The minister added that oil prices had surged to their highest level since 2008 on fears of supply constraints with Brent crude oil prices rising to as high as US$129 a barrel of 159 litres from around US$77 in December, 2021.

“With all these pressures, it may be necessary to bring a supplementary Budget to this Parliament and why not during the Mid-Term Review, but we will assess the situation. Indeed, the pressures are mounting and I will be very happy to receive the assistance of the House in passing such a supplementary budget,” Prof Ncube said.

The price of petrol on the domestic market has risen from US$1,40 a litre in January to the current US$1,67.

But Zimbabwe was benefiting from the rise in international prices of several metals, including gold due to its position as a safe haven, and nickel due to supply concerns and this would increase export receipts.
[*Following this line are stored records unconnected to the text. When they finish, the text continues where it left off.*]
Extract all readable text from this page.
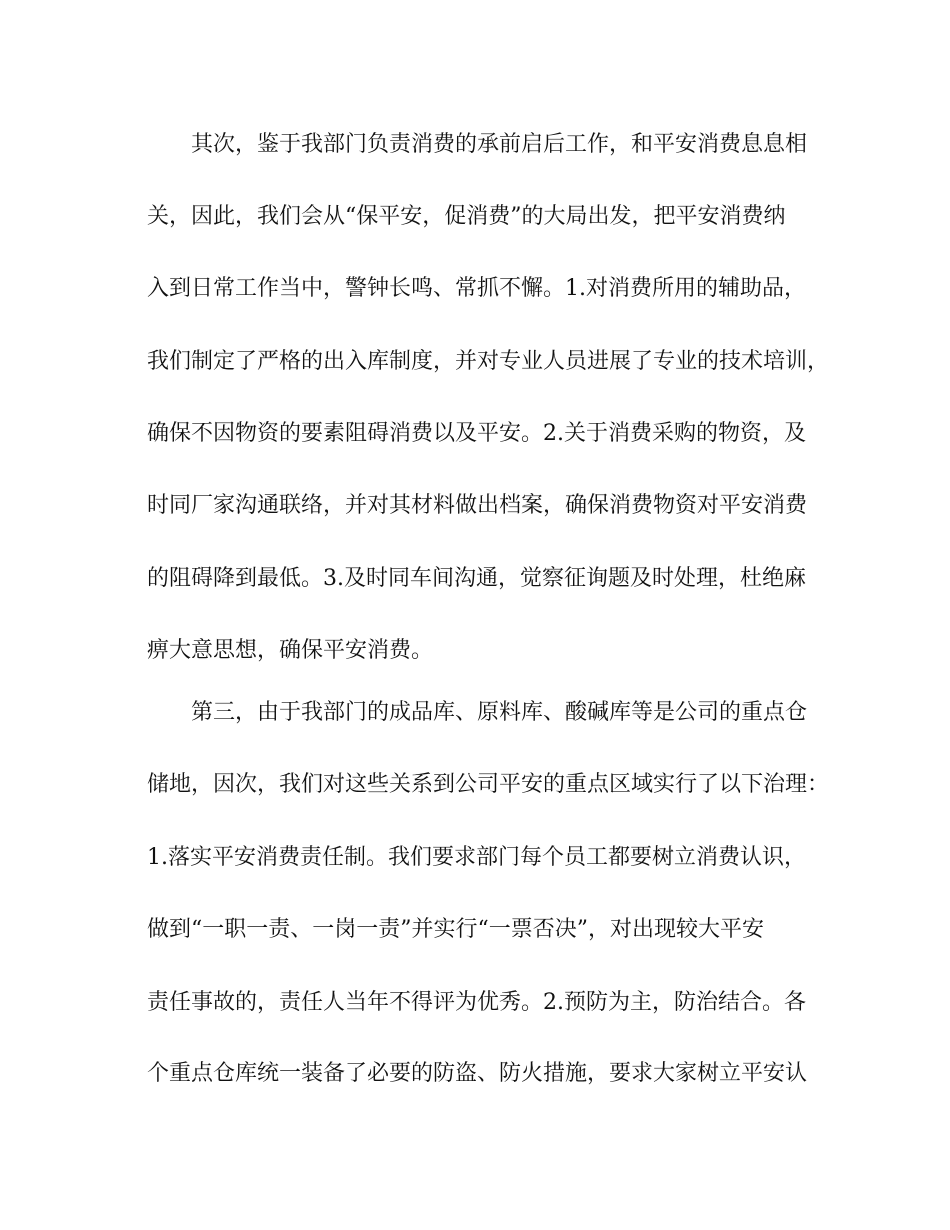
　　其次，鉴于我部门负责消费的承前启后工作，和平安消费息息相
关，因此，我们会从“保平安，促消费”的大局出发，把平安消费纳
入到日常工作当中，警钟长鸣、常抓不懈。1.对消费所用的辅助品，
我们制定了严格的出入库制度，并对专业人员进展了专业的技术培训，
确保不因物资的要素阻碍消费以及平安。2.关于消费采购的物资，及
时同厂家沟通联络，并对其材料做出档案，确保消费物资对平安消费
的阻碍降到最低。3.及时同车间沟通，觉察征询题及时处理，杜绝麻
痹大意思想，确保平安消费。
　　第三，由于我部门的成品库、原料库、酸碱库等是公司的重点仓
储地，因次，我们对这些关系到公司平安的重点区域实行了以下治理：
1.落实平安消费责任制。我们要求部门每个员工都要树立消费认识，
做到“一职一责、一岗一责”并实行“一票否决”，对出现较大平安
责任事故的，责任人当年不得评为优秀。2.预防为主，防治结合。各
个重点仓库统一装备了必要的防盗、防火措施，要求大家树立平安认
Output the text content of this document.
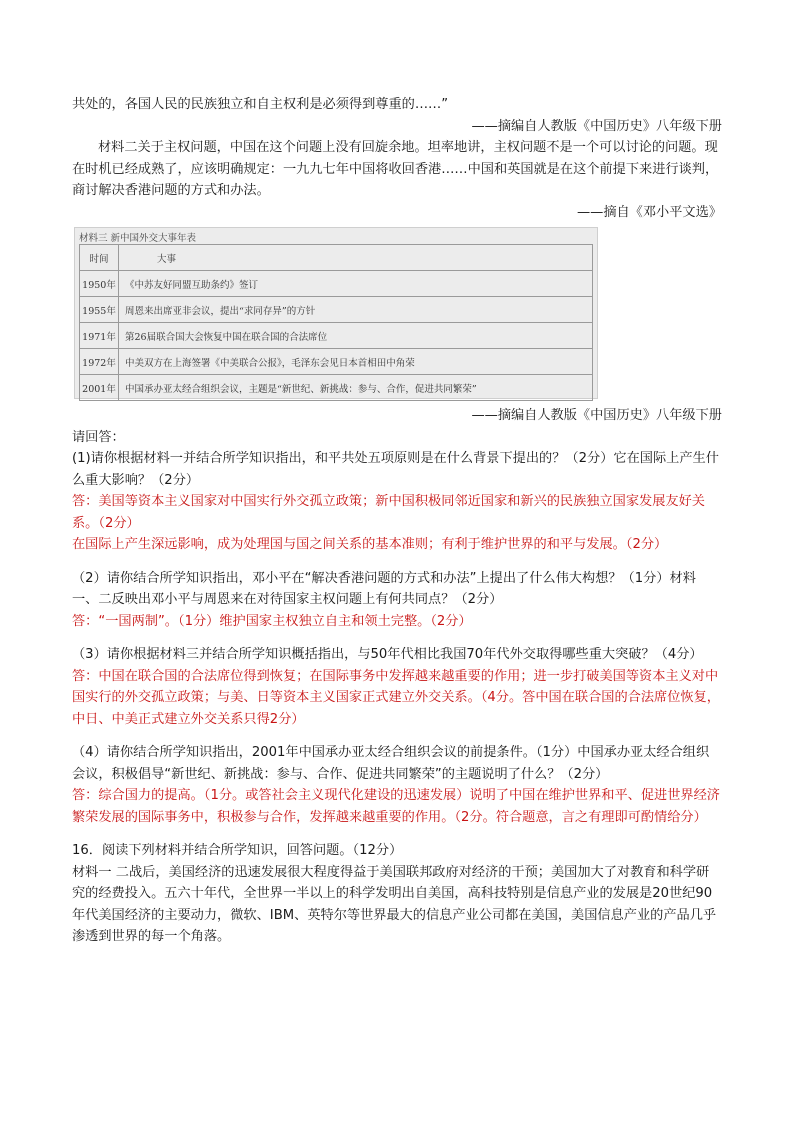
共处的，各国人民的民族独立和自主权利是必须得到尊重的……”

——摘编自人教版《中国历史》八年级下册

材料二关于主权问题，中国在这个问题上没有回旋余地。坦率地讲，主权问题不是一个可以讨论的问题。现在时机已经成熟了，应该明确规定：一九九七年中国将收回香港……中国和英国就是在这个前提下来进行谈判，商讨解决香港问题的方式和办法。

——摘自《邓小平文选》

材料三 新中国外交大事年表
时间	大事
1950年 《中苏友好同盟互助条约》签订
1955年 周恩来出席亚非会议，提出“求同存异”的方针
1971年 第26届联合国大会恢复中国在联合国的合法席位
1972年 中美双方在上海签署《中美联合公报》，毛泽东会见日本首相田中角荣
2001年 中国承办亚太经合组织会议，主题是“新世纪、新挑战：参与、合作，促进共同繁荣”

——摘编自人教版《中国历史》八年级下册

请回答：

(1)请你根据材料一并结合所学知识指出，和平共处五项原则是在什么背景下提出的？（2分）它在国际上产生什么重大影响？（2分）

答：美国等资本主义国家对中国实行外交孤立政策；新中国积极同邻近国家和新兴的民族独立国家发展友好关系。（2分）

在国际上产生深远影响，成为处理国与国之间关系的基本准则；有利于维护世界的和平与发展。（2分）

（2）请你结合所学知识指出，邓小平在“解决香港问题的方式和办法”上提出了什么伟大构想？（1分）材料一、二反映出邓小平与周恩来在对待国家主权问题上有何共同点？（2分）

答：“一国两制”。（1分）维护国家主权独立自主和领土完整。（2分）

（3）请你根据材料三并结合所学知识概括指出，与50年代相比我国70年代外交取得哪些重大突破？（4分）

答：中国在联合国的合法席位得到恢复；在国际事务中发挥越来越重要的作用；进一步打破美国等资本主义对中国实行的外交孤立政策；与美、日等资本主义国家正式建立外交关系。（4分。答中国在联合国的合法席位恢复，中日、中美正式建立外交关系只得2分）

（4）请你结合所学知识指出，2001年中国承办亚太经合组织会议的前提条件。（1分）中国承办亚太经合组织会议，积极倡导“新世纪、新挑战：参与、合作、促进共同繁荣”的主题说明了什么？（2分）

答：综合国力的提高。（1分。或答社会主义现代化建设的迅速发展）说明了中国在维护世界和平、促进世界经济繁荣发展的国际事务中，积极参与合作，发挥越来越重要的作用。（2分。符合题意，言之有理即可酌情给分）

16．阅读下列材料并结合所学知识，回答问题。（12分）

材料一 二战后，美国经济的迅速发展很大程度得益于美国联邦政府对经济的干预；美国加大了对教育和科学研究的经费投入。五六十年代，全世界一半以上的科学发明出自美国，高科技特别是信息产业的发展是20世纪90年代美国经济的主要动力，微软、IBM、英特尔等世界最大的信息产业公司都在美国，美国信息产业的产品几乎渗透到世界的每一个角落。
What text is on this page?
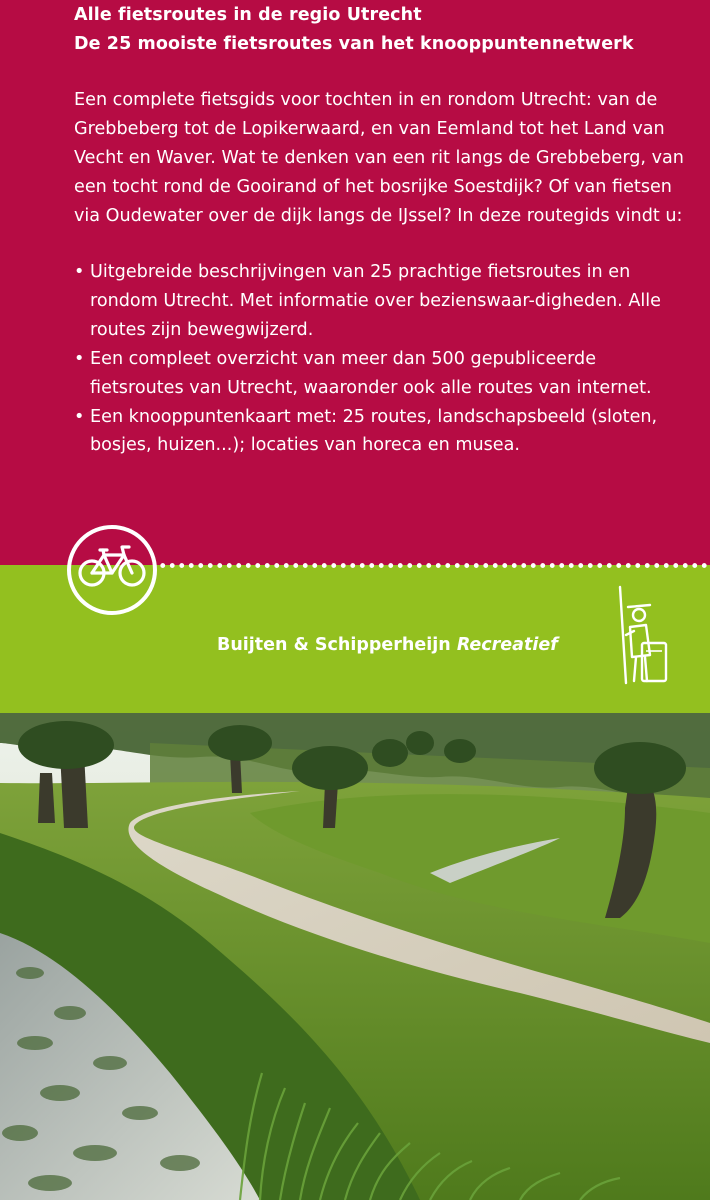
Alle fietsroutes in de regio Utrecht
De 25 mooiste fietsroutes van het knooppuntennetwerk

Een complete fietsgids voor tochten in en rondom Utrecht: van de Grebbeberg tot de Lopikerwaard, en van Eemland tot het Land van Vecht en Waver. Wat te denken van een rit langs de Grebbeberg, van een tocht rond de Gooirand of het bosrijke Soestdijk? Of van fietsen via Oudewater over de dijk langs de IJssel? In deze routegids vindt u:

• Uitgebreide beschrijvingen van 25 prachtige fietsroutes in en rondom Utrecht. Met informatie over bezienswaar-digheden. Alle routes zijn bewegwijzerd.
• Een compleet overzicht van meer dan 500 gepubliceerde fietsroutes van Utrecht, waaronder ook alle routes van internet.
• Een knooppuntenkaart met: 25 routes, landschapsbeeld (sloten, bosjes, huizen...); locaties van horeca en musea.
Buijten & Schipperheijn Recreatief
Domestically, the minister said, both the fiscal and monetary authorities will continue to implement and fine-tune policy measures that are meant to stabilise the currency and lower inflation, including, among other things, fiscal consolidation and restrained reserve money growth.

“Government has maintained near balanced budgets since 2019. Avoiding excessive spending and recourse to the central bank overdraft facility has reduced pressures on inflation and created buffers that have been deployed to mitigate exigencies such as the Covid-19 pandemic that has adversely impacted on the economy and livelihoods whilst also allowing the private sector access resources for productive economic activity and employment generation,” Prof Ncube said.

The Reserve Bank of Zimbabwe has instituted monetary reforms to curtail money supply growth, including strengthening the foreign currency auction system that has enabled access to foreign currency by the productive sectors for importation of critical raw materials and capital equipment.

The interventions have, to some extent, worked to restore stability on the exchange rate and ultimately, relative price stability which has seen annual inflation declining from a peak of 837 percent in July, 2020 to current levels of 66,1 percent recorded last month.

The Government has also implemented further policy measures to ensure stability of the local currency and prices through measures to increase demand for the local currency through taxes which were announced last month.

Some of the measures include payment of mining royalties in the Zimbabwe dollar up to a limit of 50 percent of royalties due; payment of 50 percent all duties and taxes on importation of designated motor vehicles in the local currency and payment of domestic taxes due from exporters on their export receipts in both foreign and local currency in direct proportion to the approved export retention levels.